Outside of his horse riding, Lorcan also enjoyed playing rugby for Greenhill School and Tenby RFC, where he was coached by Chris Williams and was top try scorer for one season and had a few matches for Pembrokeshire alongside quality players like Ryan Conbeer, Dom Booth and Harry Williams.
He also played as a striker for Tenby AFC, tried golf at Trefloyne, where he well coached by Ollie Duckett, and cricket at Carew but all have had to take a back seat because of his interest in horses.
Back on the equine front, another sport Lorcan has tried was quadrathon, where participants have to show their ability at shooting (pistols), swimming, running and cross-country on horseback.
"I enjoyed the challenge, despite the fact that I am not the best swimmer around - but I improved enough to represent the Welsh Under 15 team which one year won the championships at Bicton Arena in Devon."

Disappointing start

But all these sports have had to be passed over for now because of his work with horses, especially with Paul Nicholas's stable and loads of travel to point to point meetings all across the M4 Corridor.
"I well remember my start in point to pointing because to say it was a bit disappointing is an understatement, starting on 'Colley Row' at Ludlow, where my ride wasn't on top form and I was relieved just to get him safely around.
"Then I rode 'Nicholasville' at Barbary Castle and had to pull him up - and for my third race I had the chance to ride him again but chose 'Dan Murphy's Door' owned by my grandfather Elvet Williams - and he was also pulled up and Tom David won on 'Nicholasville'!

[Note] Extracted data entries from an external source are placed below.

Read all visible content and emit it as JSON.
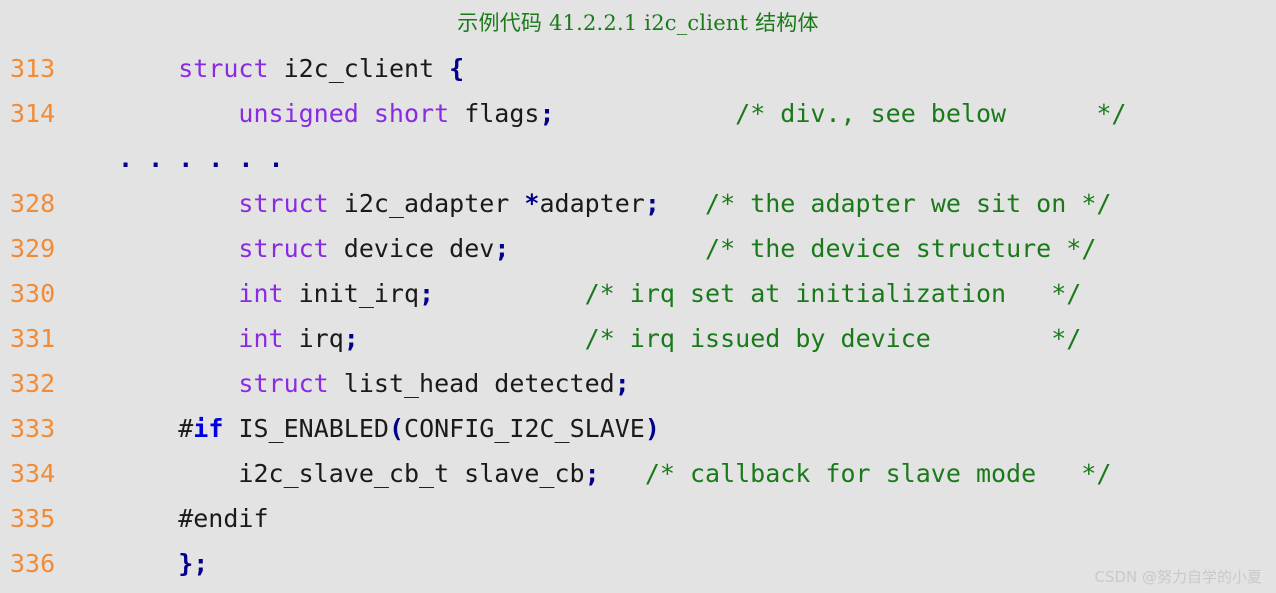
{
  "figure": {
    "title": "示例代码 41.2.2.1 i2c_client 结构体",
    "title_color": "#1a7a1a",
    "background_color": "#e3e3e3",
    "language": "c"
  },
  "colors": {
    "line_number": "#f28b35",
    "keyword": "#8a2be2",
    "preprocessor_keyword": "#0000e0",
    "identifier": "#1a1a1a",
    "punctuation": "#00008b",
    "comment": "#1a7a1a",
    "watermark": "#c9c9c9"
  },
  "code": {
    "lines": [
      {
        "number": "313",
        "tokens": [
          {
            "t": "    ",
            "c": "id"
          },
          {
            "t": "struct",
            "c": "kw"
          },
          {
            "t": " i2c_client ",
            "c": "id"
          },
          {
            "t": "{",
            "c": "punc"
          }
        ]
      },
      {
        "number": "314",
        "tokens": [
          {
            "t": "        ",
            "c": "id"
          },
          {
            "t": "unsigned short",
            "c": "kw"
          },
          {
            "t": " flags",
            "c": "id"
          },
          {
            "t": ";",
            "c": "punc"
          },
          {
            "t": "            ",
            "c": "id"
          },
          {
            "t": "/* div., see below      */",
            "c": "cmt"
          }
        ]
      },
      {
        "number": "",
        "is_ellipsis": true,
        "tokens": [
          {
            "t": ". . . . . .",
            "c": "dots"
          }
        ]
      },
      {
        "number": "328",
        "tokens": [
          {
            "t": "        ",
            "c": "id"
          },
          {
            "t": "struct",
            "c": "kw"
          },
          {
            "t": " i2c_adapter ",
            "c": "id"
          },
          {
            "t": "*",
            "c": "punc"
          },
          {
            "t": "adapter",
            "c": "id"
          },
          {
            "t": ";",
            "c": "punc"
          },
          {
            "t": "   ",
            "c": "id"
          },
          {
            "t": "/* the adapter we sit on */",
            "c": "cmt"
          }
        ]
      },
      {
        "number": "329",
        "tokens": [
          {
            "t": "        ",
            "c": "id"
          },
          {
            "t": "struct",
            "c": "kw"
          },
          {
            "t": " device dev",
            "c": "id"
          },
          {
            "t": ";",
            "c": "punc"
          },
          {
            "t": "             ",
            "c": "id"
          },
          {
            "t": "/* the device structure */",
            "c": "cmt"
          }
        ]
      },
      {
        "number": "330",
        "tokens": [
          {
            "t": "        ",
            "c": "id"
          },
          {
            "t": "int",
            "c": "kw"
          },
          {
            "t": " init_irq",
            "c": "id"
          },
          {
            "t": ";",
            "c": "punc"
          },
          {
            "t": "          ",
            "c": "id"
          },
          {
            "t": "/* irq set at initialization   */",
            "c": "cmt"
          }
        ]
      },
      {
        "number": "331",
        "tokens": [
          {
            "t": "        ",
            "c": "id"
          },
          {
            "t": "int",
            "c": "kw"
          },
          {
            "t": " irq",
            "c": "id"
          },
          {
            "t": ";",
            "c": "punc"
          },
          {
            "t": "               ",
            "c": "id"
          },
          {
            "t": "/* irq issued by device        */",
            "c": "cmt"
          }
        ]
      },
      {
        "number": "332",
        "tokens": [
          {
            "t": "        ",
            "c": "id"
          },
          {
            "t": "struct",
            "c": "kw"
          },
          {
            "t": " list_head detected",
            "c": "id"
          },
          {
            "t": ";",
            "c": "punc"
          }
        ]
      },
      {
        "number": "333",
        "tokens": [
          {
            "t": "    ",
            "c": "id"
          },
          {
            "t": "#",
            "c": "hash"
          },
          {
            "t": "if",
            "c": "pre"
          },
          {
            "t": " IS_ENABLED",
            "c": "id"
          },
          {
            "t": "(",
            "c": "punc"
          },
          {
            "t": "CONFIG_I2C_SLAVE",
            "c": "id"
          },
          {
            "t": ")",
            "c": "punc"
          }
        ]
      },
      {
        "number": "334",
        "tokens": [
          {
            "t": "        i2c_slave_cb_t slave_cb",
            "c": "id"
          },
          {
            "t": ";",
            "c": "punc"
          },
          {
            "t": "   ",
            "c": "id"
          },
          {
            "t": "/* callback for slave mode   */",
            "c": "cmt"
          }
        ]
      },
      {
        "number": "335",
        "tokens": [
          {
            "t": "    #endif",
            "c": "id"
          }
        ]
      },
      {
        "number": "336",
        "tokens": [
          {
            "t": "    ",
            "c": "id"
          },
          {
            "t": "};",
            "c": "punc"
          }
        ]
      }
    ]
  },
  "watermark": {
    "text": "CSDN @努力自学的小夏"
  }
}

First winner was a sheer joy!

"I naturally had doubts then about being a jockey but in my fourth race, at Ystradowen, I won on Nicholasville, who gave me an armchair ride, and I will never forget the huge thrill it gave me!"
Another memorable moment for Lorcan came a year later when he was asked to ride 'Larkhill' for Andy Stuart, the owner of quality racehorses like 'Big Bucks', and had his first double as he rode 'Apples Over' and 'Thereyouaresee' for Sally and Robert Allner.
Like all jockeys, Lorcan is aware of the danger of injuries but has had help in this area at a special course for budding jockeys at Newmarket Racecourse.
He has had a few tumbles and undoubtedly the worst fall came on 'Thereyouaresee' at Wincanton.
"It was a real pearler," Lorcan told us, "but touch wood there was no lasting damage and I was soon back on my next ride the same day."

And finally . . .

So what of the future for such a talented teenage rider"
"It goes without saying that I want to be a professional racing jockey but I am well aware of the difficulty of reaching that standard, although I am ready to give it my best shot - and if not then I would like to train as a farrier to continue my work with horses.
And there is one thing for sure, having met Lorcan Williams for the first time we were hugely impressed by his mature approach and modest demeanor and we wish him every success in the rough and tumble world of point to pointing and further up the equine road!